Multi-Monitor Rendering in OpenGL

This article is about programming multiple graphics cards to render OpenGL scenes on up to 6 monitors with a single computer. Recently, I’ve been doing research in this area for the Allosphere, an immersive, 30ft. display at UC Santa Barbara. Rather than have 16 computers, each with a projector, and gigabit ethernet (which has been the classic way to do cluster display walls for over 20 years), it may be more cost effective and lower latency to have only 2 to 4 high-performance workstations with 3x NVIDIA graphics cards in each. We recently built such a test system for a project called Presence (collaboration with Dennis Adderton and Jeff Elings), with multiple monitor rendering in OpenGL.

How do you use OpenGL to render to multiple displays?

Once upon a time, it was possible to use the “horizontal span” feature of some graphics cards. This instructed the OS to present to opengl a single continuous frame buffer you could write to. However, this has been discontinued due to changes in the Windows OS. I don’t know if such a feature ever existed for linux.

The only way I know of now is to detect and render to each monitor individually per frame. This is also the only way to achieve a 3×2 display wall using 3 graphics cards, because the “horizontal span” only let you place them side-by-side. By rendering to each monitor, you can create arbitrary monitor layouts, and also arbitrary methods of projection. This sounds inefficient, but there are many things that can be done to speed it up. Its also possible to run Cg shaders on each monitor for a single frame. In the Presence project, we found that we could render deferred shading on 6-screens, with shadows, and depth-of-field on each.

How does this work?

The key is an undocumented feature of the OpenGL API called wglShareLists (although there is a man page for it, I say undocumented because it says very very little about how to invoke it, conditions required for it to work, or how use it with multiple GPUs).

The common way to start opengl is to create a device context (in Windows this is an HDC, in linux an Xwindow), and then create an opengl render context, called an HGLRC. An opengl render context basically contains graphics data – textures, display lists, vertex buffer objects, frame buffers, etc. It does not record individual render commands invoked at render-time, but essentially all pre-frame data.

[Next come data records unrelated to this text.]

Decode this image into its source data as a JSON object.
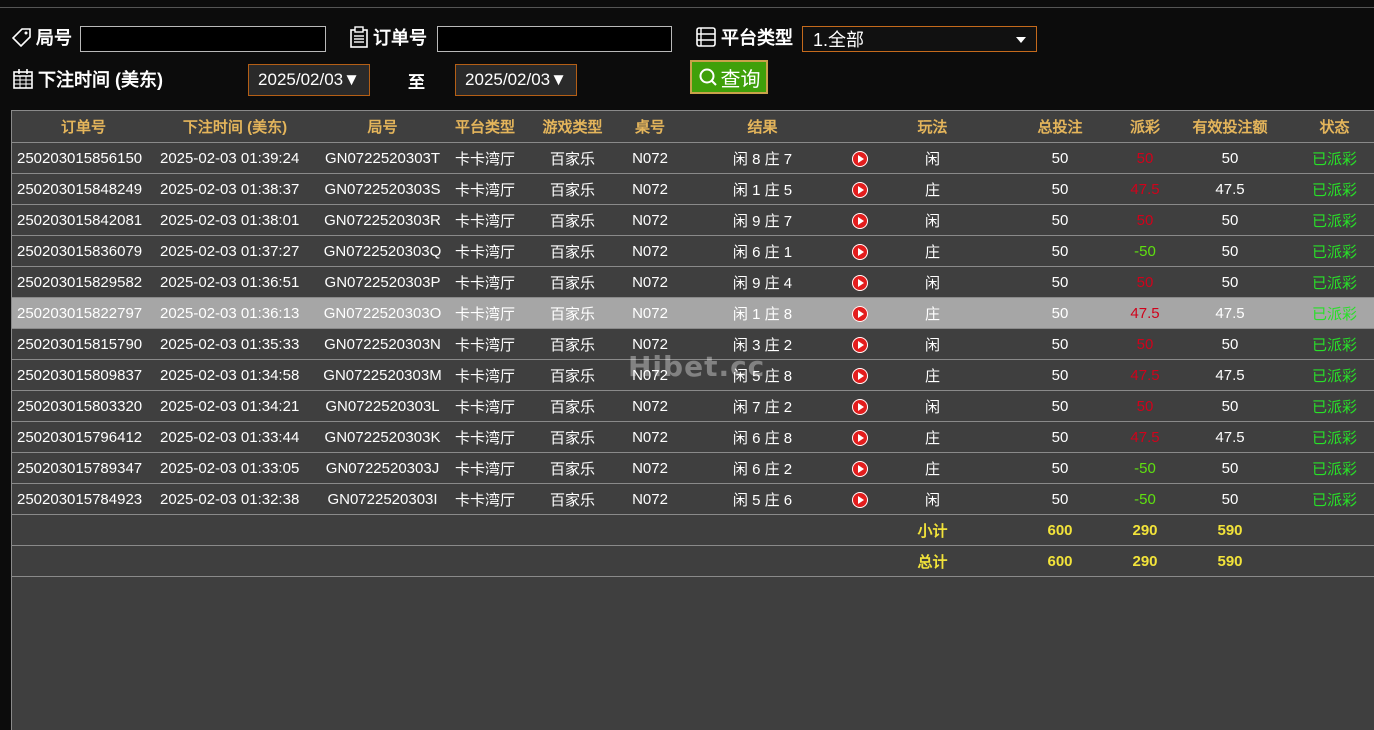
{
  "filters": {
    "round_label": "局号",
    "round_value": "",
    "order_label": "订单号",
    "order_value": "",
    "platform_label": "平台类型",
    "platform_selected": "1.全部",
    "time_label": "下注时间 (美东)",
    "date_from": "2025/02/03▼",
    "to_label": "至",
    "date_to": "2025/02/03▼",
    "query_label": "查询"
  },
  "table": {
    "headers": [
      "订单号",
      "下注时间 (美东)",
      "局号",
      "平台类型",
      "游戏类型",
      "桌号",
      "结果",
      "",
      "玩法",
      "总投注",
      "派彩",
      "有效投注额",
      "状态"
    ],
    "rows": [
      {
        "order": "250203015856150",
        "time": "2025-02-03 01:39:24",
        "round": "GN0722520303T",
        "platform": "卡卡湾厅",
        "game": "百家乐",
        "table": "N072",
        "result": "闲 8 庄 7",
        "play": "闲",
        "bet": "50",
        "payout": "50",
        "payout_color": "red",
        "valid": "50",
        "status": "已派彩"
      },
      {
        "order": "250203015848249",
        "time": "2025-02-03 01:38:37",
        "round": "GN0722520303S",
        "platform": "卡卡湾厅",
        "game": "百家乐",
        "table": "N072",
        "result": "闲 1 庄 5",
        "play": "庄",
        "bet": "50",
        "payout": "47.5",
        "payout_color": "red",
        "valid": "47.5",
        "status": "已派彩"
      },
      {
        "order": "250203015842081",
        "time": "2025-02-03 01:38:01",
        "round": "GN0722520303R",
        "platform": "卡卡湾厅",
        "game": "百家乐",
        "table": "N072",
        "result": "闲 9 庄 7",
        "play": "闲",
        "bet": "50",
        "payout": "50",
        "payout_color": "red",
        "valid": "50",
        "status": "已派彩"
      },
      {
        "order": "250203015836079",
        "time": "2025-02-03 01:37:27",
        "round": "GN0722520303Q",
        "platform": "卡卡湾厅",
        "game": "百家乐",
        "table": "N072",
        "result": "闲 6 庄 1",
        "play": "庄",
        "bet": "50",
        "payout": "-50",
        "payout_color": "green",
        "valid": "50",
        "status": "已派彩"
      },
      {
        "order": "250203015829582",
        "time": "2025-02-03 01:36:51",
        "round": "GN0722520303P",
        "platform": "卡卡湾厅",
        "game": "百家乐",
        "table": "N072",
        "result": "闲 9 庄 4",
        "play": "闲",
        "bet": "50",
        "payout": "50",
        "payout_color": "red",
        "valid": "50",
        "status": "已派彩"
      },
      {
        "order": "250203015822797",
        "time": "2025-02-03 01:36:13",
        "round": "GN0722520303O",
        "platform": "卡卡湾厅",
        "game": "百家乐",
        "table": "N072",
        "result": "闲 1 庄 8",
        "play": "庄",
        "bet": "50",
        "payout": "47.5",
        "payout_color": "red",
        "valid": "47.5",
        "status": "已派彩",
        "highlight": true
      },
      {
        "order": "250203015815790",
        "time": "2025-02-03 01:35:33",
        "round": "GN0722520303N",
        "platform": "卡卡湾厅",
        "game": "百家乐",
        "table": "N072",
        "result": "闲 3 庄 2",
        "play": "闲",
        "bet": "50",
        "payout": "50",
        "payout_color": "red",
        "valid": "50",
        "status": "已派彩"
      },
      {
        "order": "250203015809837",
        "time": "2025-02-03 01:34:58",
        "round": "GN0722520303M",
        "platform": "卡卡湾厅",
        "game": "百家乐",
        "table": "N072",
        "result": "闲 5 庄 8",
        "play": "庄",
        "bet": "50",
        "payout": "47.5",
        "payout_color": "red",
        "valid": "47.5",
        "status": "已派彩"
      },
      {
        "order": "250203015803320",
        "time": "2025-02-03 01:34:21",
        "round": "GN0722520303L",
        "platform": "卡卡湾厅",
        "game": "百家乐",
        "table": "N072",
        "result": "闲 7 庄 2",
        "play": "闲",
        "bet": "50",
        "payout": "50",
        "payout_color": "red",
        "valid": "50",
        "status": "已派彩"
      },
      {
        "order": "250203015796412",
        "time": "2025-02-03 01:33:44",
        "round": "GN0722520303K",
        "platform": "卡卡湾厅",
        "game": "百家乐",
        "table": "N072",
        "result": "闲 6 庄 8",
        "play": "庄",
        "bet": "50",
        "payout": "47.5",
        "payout_color": "red",
        "valid": "47.5",
        "status": "已派彩"
      },
      {
        "order": "250203015789347",
        "time": "2025-02-03 01:33:05",
        "round": "GN0722520303J",
        "platform": "卡卡湾厅",
        "game": "百家乐",
        "table": "N072",
        "result": "闲 6 庄 2",
        "play": "庄",
        "bet": "50",
        "payout": "-50",
        "payout_color": "green",
        "valid": "50",
        "status": "已派彩"
      },
      {
        "order": "250203015784923",
        "time": "2025-02-03 01:32:38",
        "round": "GN0722520303I",
        "platform": "卡卡湾厅",
        "game": "百家乐",
        "table": "N072",
        "result": "闲 5 庄 6",
        "play": "闲",
        "bet": "50",
        "payout": "-50",
        "payout_color": "green",
        "valid": "50",
        "status": "已派彩"
      }
    ],
    "subtotal": {
      "label": "小计",
      "bet": "600",
      "payout": "290",
      "valid": "590"
    },
    "total": {
      "label": "总计",
      "bet": "600",
      "payout": "290",
      "valid": "590"
    }
  },
  "watermark": "Hibet.cc",
  "colors": {
    "header_text": "#e4b55b",
    "payout_win": "#d0021b",
    "payout_loss": "#5fe010",
    "status": "#28e028",
    "sum_text": "#f2e33a",
    "query_button": "#3fa00a"
  }
}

With multiple displays, you need to detect each monitor and create an HDC on each (This can be done with EnumDisplaySettingsEx). If you have two monitors, but _one_ card – a dual-head card which is common – then you only need one HGLRC (render context) because there is only one card to store data. During rendering, you switch which HDC is active, but keep the same HGLRC (see wglMakeCurrent).

If you want to play with multiple cards, then you need to create a window, an HDC, and an HGLRC for each screen. Since each card has its own memory space, they somehow need to share all textures, vertex buffers and data. This is what wglShareLists does. It instructs the OpenGL API to copy all server-side commands to every opengl render context that is shared. The undocumented bit is that this will happen even if the HGLRCs exist on different cards on the PCI bus. Take for example a glTexImage2D, which transfers texture data to the GPU for later rendering. In this case, the OpenGL driver will replicate the glTexImage2D command to every GPU on the bus. In addition, if you have 3 cards, you don’t need to explicitly create 3 textures.. share lists lets you access all of them through the primary context, although there is in fact a copy of your texture in each GPU memory.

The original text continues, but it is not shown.